(uma crônica que não pretende a revolta, apenas a consciência de nossa realidade)
Em Brasília, pela primeira vez em minha existência, cheguei a afirmar comigo mesmo: “É, existe inteligência artificial”. Foi graças a uma grande loja recém-inaugurada por essas bandas que trouxe todas as novidades possíveis em aparatos tecnológicos. Todas não, porque sabemos da infinidade de produtos existentes no mundo, mas uma boa amostra do arsenal que produzimos mundo afora.
Foi isso que me deixou preocupado. Existem muitas funções nos aparelhos eletroeletrônicos que mal sabemos mexer e, cada vez mais, aparecem novos instrumentos, atalhos, artifícios para encarecer o produto final. O argumento é que o objetivo é facilitar a vida do usuário. Meu Deus, pergunto-me se isso é possível. No meu caso, que sempre gostei de “fuçar” em tudo que corra corrente-elétrica, me sinto um inútil em não acompanhar o crescimento das possibilidades tecnológicas. E quando me deparo com algo semimoderno, tento explorar o seu potencial ao máximo e isso toma um bom tempo. Agora, imagine se eu tivesse acesso a alguns dos mais novos equipamentos do montante existente nessa super loja? Simplesmente, eu ficaria louco.

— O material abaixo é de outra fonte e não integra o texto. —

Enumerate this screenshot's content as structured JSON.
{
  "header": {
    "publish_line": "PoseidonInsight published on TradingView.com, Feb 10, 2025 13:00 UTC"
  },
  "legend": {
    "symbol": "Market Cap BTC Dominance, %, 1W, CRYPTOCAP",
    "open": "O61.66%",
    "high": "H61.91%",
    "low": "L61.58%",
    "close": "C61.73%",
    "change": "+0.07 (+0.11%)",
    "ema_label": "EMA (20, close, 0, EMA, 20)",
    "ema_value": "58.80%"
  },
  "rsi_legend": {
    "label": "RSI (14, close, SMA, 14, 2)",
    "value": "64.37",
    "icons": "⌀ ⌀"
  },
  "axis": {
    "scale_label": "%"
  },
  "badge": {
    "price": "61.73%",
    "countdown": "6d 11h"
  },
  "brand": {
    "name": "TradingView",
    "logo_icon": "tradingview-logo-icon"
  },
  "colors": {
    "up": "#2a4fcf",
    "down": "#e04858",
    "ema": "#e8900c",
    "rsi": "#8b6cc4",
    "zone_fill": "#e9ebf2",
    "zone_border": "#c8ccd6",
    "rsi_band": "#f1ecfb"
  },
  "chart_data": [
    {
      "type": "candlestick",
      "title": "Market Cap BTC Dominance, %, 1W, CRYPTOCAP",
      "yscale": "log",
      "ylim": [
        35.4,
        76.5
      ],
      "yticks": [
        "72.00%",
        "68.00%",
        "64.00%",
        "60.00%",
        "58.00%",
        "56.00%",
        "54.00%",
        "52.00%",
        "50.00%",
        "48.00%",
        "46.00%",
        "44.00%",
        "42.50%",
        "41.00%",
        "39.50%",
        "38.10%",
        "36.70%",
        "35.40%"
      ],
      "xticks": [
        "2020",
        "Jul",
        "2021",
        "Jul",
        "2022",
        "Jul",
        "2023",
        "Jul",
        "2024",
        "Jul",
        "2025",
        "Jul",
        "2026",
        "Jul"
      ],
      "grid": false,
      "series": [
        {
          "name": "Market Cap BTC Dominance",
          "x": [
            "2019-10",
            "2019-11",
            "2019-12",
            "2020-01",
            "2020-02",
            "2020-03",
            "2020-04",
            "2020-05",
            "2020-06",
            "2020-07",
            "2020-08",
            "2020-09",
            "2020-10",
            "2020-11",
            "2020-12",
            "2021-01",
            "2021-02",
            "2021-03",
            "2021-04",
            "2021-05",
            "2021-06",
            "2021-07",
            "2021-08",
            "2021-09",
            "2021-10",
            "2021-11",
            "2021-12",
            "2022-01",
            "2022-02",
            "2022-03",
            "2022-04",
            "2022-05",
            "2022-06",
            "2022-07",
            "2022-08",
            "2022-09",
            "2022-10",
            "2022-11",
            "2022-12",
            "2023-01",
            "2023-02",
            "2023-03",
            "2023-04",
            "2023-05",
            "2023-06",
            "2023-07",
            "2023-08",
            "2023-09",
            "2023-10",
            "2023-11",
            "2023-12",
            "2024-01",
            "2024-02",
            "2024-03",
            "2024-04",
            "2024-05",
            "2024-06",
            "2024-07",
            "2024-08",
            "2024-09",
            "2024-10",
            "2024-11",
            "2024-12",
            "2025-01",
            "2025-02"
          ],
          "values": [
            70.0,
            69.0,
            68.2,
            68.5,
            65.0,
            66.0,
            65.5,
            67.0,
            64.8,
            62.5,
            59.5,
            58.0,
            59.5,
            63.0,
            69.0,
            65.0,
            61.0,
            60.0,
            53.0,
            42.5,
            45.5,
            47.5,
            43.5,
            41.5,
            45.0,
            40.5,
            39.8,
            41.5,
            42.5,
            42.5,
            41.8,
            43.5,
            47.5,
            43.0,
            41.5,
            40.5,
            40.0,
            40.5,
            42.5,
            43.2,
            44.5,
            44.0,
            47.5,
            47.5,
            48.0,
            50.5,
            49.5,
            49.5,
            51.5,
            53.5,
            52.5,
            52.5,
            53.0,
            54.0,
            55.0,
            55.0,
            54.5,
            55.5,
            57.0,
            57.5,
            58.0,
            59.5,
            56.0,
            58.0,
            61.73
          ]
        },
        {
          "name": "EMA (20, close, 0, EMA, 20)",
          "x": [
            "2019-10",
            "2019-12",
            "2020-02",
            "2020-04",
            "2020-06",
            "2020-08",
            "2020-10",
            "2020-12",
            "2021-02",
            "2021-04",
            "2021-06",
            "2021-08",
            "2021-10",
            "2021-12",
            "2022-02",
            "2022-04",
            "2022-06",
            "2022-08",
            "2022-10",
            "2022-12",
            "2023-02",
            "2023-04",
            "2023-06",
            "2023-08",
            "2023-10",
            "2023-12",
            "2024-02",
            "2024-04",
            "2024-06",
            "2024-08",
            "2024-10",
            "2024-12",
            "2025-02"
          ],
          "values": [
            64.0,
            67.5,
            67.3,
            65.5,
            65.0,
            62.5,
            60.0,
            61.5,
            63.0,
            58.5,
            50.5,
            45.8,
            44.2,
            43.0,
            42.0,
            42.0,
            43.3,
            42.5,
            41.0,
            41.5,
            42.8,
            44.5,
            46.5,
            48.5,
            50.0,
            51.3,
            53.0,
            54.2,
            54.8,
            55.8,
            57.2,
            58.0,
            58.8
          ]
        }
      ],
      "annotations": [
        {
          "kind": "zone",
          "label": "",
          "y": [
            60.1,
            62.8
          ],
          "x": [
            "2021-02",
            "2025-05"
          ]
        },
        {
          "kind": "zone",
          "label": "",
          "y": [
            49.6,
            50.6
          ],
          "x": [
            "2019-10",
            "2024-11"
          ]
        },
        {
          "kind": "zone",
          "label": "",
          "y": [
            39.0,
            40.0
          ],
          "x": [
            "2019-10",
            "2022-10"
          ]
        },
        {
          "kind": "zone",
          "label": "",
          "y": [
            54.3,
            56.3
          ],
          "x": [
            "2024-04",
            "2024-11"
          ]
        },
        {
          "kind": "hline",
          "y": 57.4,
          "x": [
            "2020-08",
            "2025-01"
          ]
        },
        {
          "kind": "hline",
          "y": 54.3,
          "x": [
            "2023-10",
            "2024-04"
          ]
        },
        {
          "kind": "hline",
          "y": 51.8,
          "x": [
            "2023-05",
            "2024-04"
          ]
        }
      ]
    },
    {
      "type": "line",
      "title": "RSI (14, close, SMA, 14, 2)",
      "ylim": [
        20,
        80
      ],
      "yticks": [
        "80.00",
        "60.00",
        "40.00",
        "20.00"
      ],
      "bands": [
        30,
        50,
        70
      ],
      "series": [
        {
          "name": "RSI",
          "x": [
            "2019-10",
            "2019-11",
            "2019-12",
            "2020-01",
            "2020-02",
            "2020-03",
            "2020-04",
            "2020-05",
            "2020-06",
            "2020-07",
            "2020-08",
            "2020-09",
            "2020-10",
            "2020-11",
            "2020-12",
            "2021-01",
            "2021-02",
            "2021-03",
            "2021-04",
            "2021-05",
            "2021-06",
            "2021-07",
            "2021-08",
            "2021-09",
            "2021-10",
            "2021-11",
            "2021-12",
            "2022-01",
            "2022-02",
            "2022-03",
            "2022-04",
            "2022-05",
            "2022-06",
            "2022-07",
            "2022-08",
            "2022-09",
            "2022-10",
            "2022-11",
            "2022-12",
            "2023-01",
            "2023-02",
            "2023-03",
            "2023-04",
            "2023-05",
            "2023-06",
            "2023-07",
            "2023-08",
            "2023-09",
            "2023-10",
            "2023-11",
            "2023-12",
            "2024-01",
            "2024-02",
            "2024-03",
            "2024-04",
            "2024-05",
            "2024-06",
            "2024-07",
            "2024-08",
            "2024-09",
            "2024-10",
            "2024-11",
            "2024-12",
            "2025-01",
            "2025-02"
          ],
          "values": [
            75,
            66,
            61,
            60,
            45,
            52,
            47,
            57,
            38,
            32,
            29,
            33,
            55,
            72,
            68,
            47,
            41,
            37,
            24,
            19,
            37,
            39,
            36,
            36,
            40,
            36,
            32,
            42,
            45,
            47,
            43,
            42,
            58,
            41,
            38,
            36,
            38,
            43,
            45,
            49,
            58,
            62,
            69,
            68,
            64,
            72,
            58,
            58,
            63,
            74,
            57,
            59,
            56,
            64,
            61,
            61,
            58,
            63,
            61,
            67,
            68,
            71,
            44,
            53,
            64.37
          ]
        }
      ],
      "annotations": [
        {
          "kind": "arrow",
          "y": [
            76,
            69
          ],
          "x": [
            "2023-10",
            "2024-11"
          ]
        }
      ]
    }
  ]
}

Os manuais, meus inimigos eternos por muitas vezes dizerem mais o que você está careca de saber, em vez de explicar o avançado do produto, possuiriam algumas centenas de páginas, somando-se às ilustrações “indispensáveis” e à explicação “inteligentíssima” do fabricante. E se o futuro promete mais desenvolvimentos dessa natureza, estaremos fadados ao analfabetismo de configuração e utilização. Se hoje temos cursos específicos de programas, amanhã poderemos ter cursos gerais sobre determinados tipos de produtos. Uma geladeira ganhará uma abordagem mais didática para ensinar as donas e donos de casa que o processamento de gelo deve estar atrelado à combinação de uma seqüência de números que, por sua vez, acionarão um computador de bordo que medirá as condições de temperatura e umidade, exibindo em uma tela 29 polegadas interligada a geladeira novos procedimentos a serem seguidos – provavelmente, essa tela deve ser de uma TV encontrada na cozinha, se não, as(os) donas(os) de casa deverão dar um pulo básico na sala. No fim, o usuário deverá escolher a melhor opção de congelamento das 205 disponíveis. Tudo fruto de uma combinação matemática que não falha. Depois de acertado os dados, o cubo, um só cubo, do mais perfeito gelo feito até hoje, cairá numa tigela isolada termicamente por vácuo. Vácuo que você produziu com um outro aparelho que se assemelha a uma bomba de pneu e por aí vai…
E isso não é nenhuma fobia boba, é apenas a mais pura constatação de que criamos demais e que não conseguimos utilizar nem uma pequena porcentagem disso. Então, para que esse luxo? Para que exista a Inteligência Artificial, ora bolas. Só mesmo as máquinas poderão entender pra que servem cada uma de suas funções. E que elas façam bom proveito disso. Porque eu cansei de tentar fazer orçamentos de um utópico super-ultra-mega computador para, ao chegar na loja para preçar a última peça, ficar sabendo que ela saiu de circulação faz meia hora.
— Temos agora o Ájax ZXY, moderníssimo, com suporte a isso, controle daquilo, e mais 200 posições de ajuste locacional!
— Moço, eu só queria comprar um parafuso. Mas tudo bem.